Pobreza, o grande desafio português dos próximos tempos
Eis três indicadores que devem preocupar grandemente os decisores políticos:
- Em 2019, cerca de 10% das pessoas que trabalhavam em Portugal em 2019 eram pobres — ou seja, uma em cada 10, 439.242 de um total de 4,5 milhões de pessoas. Estes números, porém, podem pecar por muito escassos, dado que são anteriores à pandemia da covid-19 e à atual crise financeira — e contabilizam apenas pessoas empregadas. A tendência, alerta Susana Peralta, economista e uma das autoras do relatório onde se contabilizam estes dados, é para a pobreza aumentar, face à inflação.
- Uma métrica mais recente e igualmente alarmante foi registada pelo Eurostat: cerca de uma em cada quatro crianças portuguesas com menos de 18 anos (22,9%) vivia, em 2021, em situação de pobreza ou exclusão social.
- Falando em inflação: a taxa de inflação em Portugal atingiu em outubro os 10,2%, de acordo com o Instituto Nacional de Estatística (INE). É o valor mais elevado desde desde maio de 1992.
Tudo somado, e tendo em conta que as circunstâncias que provocaram esta crise — a Guerra da Ucrânia, em particular — não mudarão tão cedo, o país pode ter de se preparar para um choque pesado nos próximos tempos.
Um sinal de preocupação do lado de quem manda chegou hoje da parte da Presidência da República. Marcelo Rebelo de Sousa reuniu o Conselho de Estado e as conclusões do mesmo foram tão óbvias quanto pertinentes: mitigar a inflação e combater a pobreza.
"Foi realçada a importância de concretizar políticas que permitam mitigar a inflação e seus efeitos e incentivar o crescimento, tendo como preocupação o combate à pobreza, a diminuição das desigualdades sociais e bem-estar dos cidadãos.
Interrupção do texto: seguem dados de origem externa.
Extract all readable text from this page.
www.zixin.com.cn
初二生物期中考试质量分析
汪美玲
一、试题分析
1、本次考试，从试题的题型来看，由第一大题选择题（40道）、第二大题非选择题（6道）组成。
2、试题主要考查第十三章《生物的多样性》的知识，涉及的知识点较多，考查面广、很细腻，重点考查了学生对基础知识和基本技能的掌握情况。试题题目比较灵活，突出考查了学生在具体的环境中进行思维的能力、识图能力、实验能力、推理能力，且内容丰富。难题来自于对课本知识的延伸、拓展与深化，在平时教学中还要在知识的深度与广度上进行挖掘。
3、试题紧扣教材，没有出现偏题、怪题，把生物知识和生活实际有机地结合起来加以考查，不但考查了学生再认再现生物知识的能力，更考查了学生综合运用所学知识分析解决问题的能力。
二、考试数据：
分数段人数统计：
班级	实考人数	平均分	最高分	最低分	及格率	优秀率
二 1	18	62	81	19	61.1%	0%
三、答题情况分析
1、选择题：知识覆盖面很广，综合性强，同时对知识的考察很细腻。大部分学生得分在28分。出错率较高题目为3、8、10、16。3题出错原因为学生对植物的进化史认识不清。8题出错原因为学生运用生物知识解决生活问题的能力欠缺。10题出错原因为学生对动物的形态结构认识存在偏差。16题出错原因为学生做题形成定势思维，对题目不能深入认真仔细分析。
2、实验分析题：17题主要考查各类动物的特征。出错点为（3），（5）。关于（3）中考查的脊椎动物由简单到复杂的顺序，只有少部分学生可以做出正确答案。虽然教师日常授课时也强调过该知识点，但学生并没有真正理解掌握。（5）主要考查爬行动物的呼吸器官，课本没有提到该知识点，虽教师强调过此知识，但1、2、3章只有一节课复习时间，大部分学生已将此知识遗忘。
E conjugando exigências prementes de curto prazo com perspetivas de médio e longo prazo", lê-se no comunicado emitido depois da reunião no Palácio da Cidadela, em Cascais.
Marcelo tem insistido neste tema: há uma semana, em Susa, no concelho de Vila Nova de Gaia, o Presidente da República salientou que, com ou sem guerra, é urgente que os números da pobreza se reduzam até 2030.
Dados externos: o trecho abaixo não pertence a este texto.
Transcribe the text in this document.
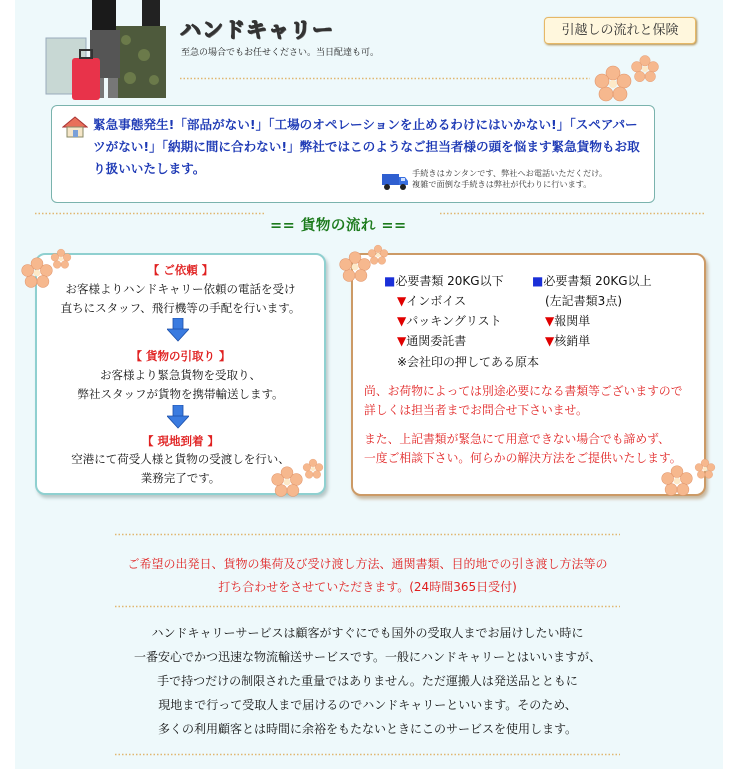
ハンドキャリー
至急の場合でもお任せください。当日配達も可。
引越しの流れと保険
緊急事態発生!「部品がない!」「工場のオペレーションを止めるわけにはいかない!」「スペアパーツがない!」「納期に間に合わない!」弊社ではこのようなご担当者様の頭を悩ます緊急貨物もお取り扱いいたします。	手続きはカンタンです、弊社へお電話いただくだけ。
複雑で面倒な手続きは弊社が代わりに行います。
== 貨物の流れ ==
【 ご依頼 】
お客様よりハンドキャリー依頼の電話を受け
直ちにスタッフ、飛行機等の手配を行います。
【 貨物の引取り 】
お客様より緊急貨物を受取り、
弊社スタッフが貨物を携帯輸送します。
【 現地到着 】
空港にて荷受人様と貨物の受渡しを行い、
業務完了です。
■必要書類 20KG以下
▼インボイス
▼パッキングリスト
▼通関委託書
■必要書類 20KG以上
(左記書類3点)
▼報関単
▼核銷単
※会社印の押してある原本
尚、お荷物によっては別途必要になる書類等ございますので
詳しくは担当者までお問合せ下さいませ。
また、上記書類が緊急にて用意できない場合でも諦めず、
一度ご相談下さい。何らかの解決方法をご提供いたします。
ご希望の出発日、貨物の集荷及び受け渡し方法、通関書類、目的地での引き渡し方法等の
打ち合わせをさせていただきます。(24時間365日受付)
ハンドキャリーサービスは顧客がすぐにでも国外の受取人までお届けしたい時に
一番安心でかつ迅速な物流輸送サービスです。一般にハンドキャリーとはいいますが、
手で持つだけの制限された重量ではありません。ただ運搬人は発送品とともに
現地まで行って受取人まで届けるのでハンドキャリーといいます。そのため、
多くの利用顧客とは時間に余裕をもたないときにこのサービスを使用します。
"A estratégia de combate à pobreza, já uma necessidade antes da guerra. Estamos perto de dois milhões de pessoas, não saímos daí. Mas independentemente da guerra, temos de reduzir a pobreza em Portugal até 2030", salientou.
Recai agora a responsabilidade nas mãos do executivo de António Costa. Com o Orçamento do Estado para 2023 aprovado ontem na generalidade, o Governo tem as condições necessárias para aplicar políticas de apoio social e mitigação da pobreza. Contudo, mantém-se a imposição das “contas certas” e da redução da dívida pública.
O cenário vivido nos últimos dois dias na Assembleia da República foi um que há bastante não se via em São Bento: unanimidade do hemiciclo nas críticas ao Governo, com a óbvia exceção da maioria do PS.
Da esquerda à direita, somam-se as críticas de que o projeto socialista vai invariavelmente levar a maior pobreza, por não contrapôr a perda de poder de compra provocada pela subida da inflação. Com Marcelo atento, caberá a Costa provar que os seus opositores estão errados.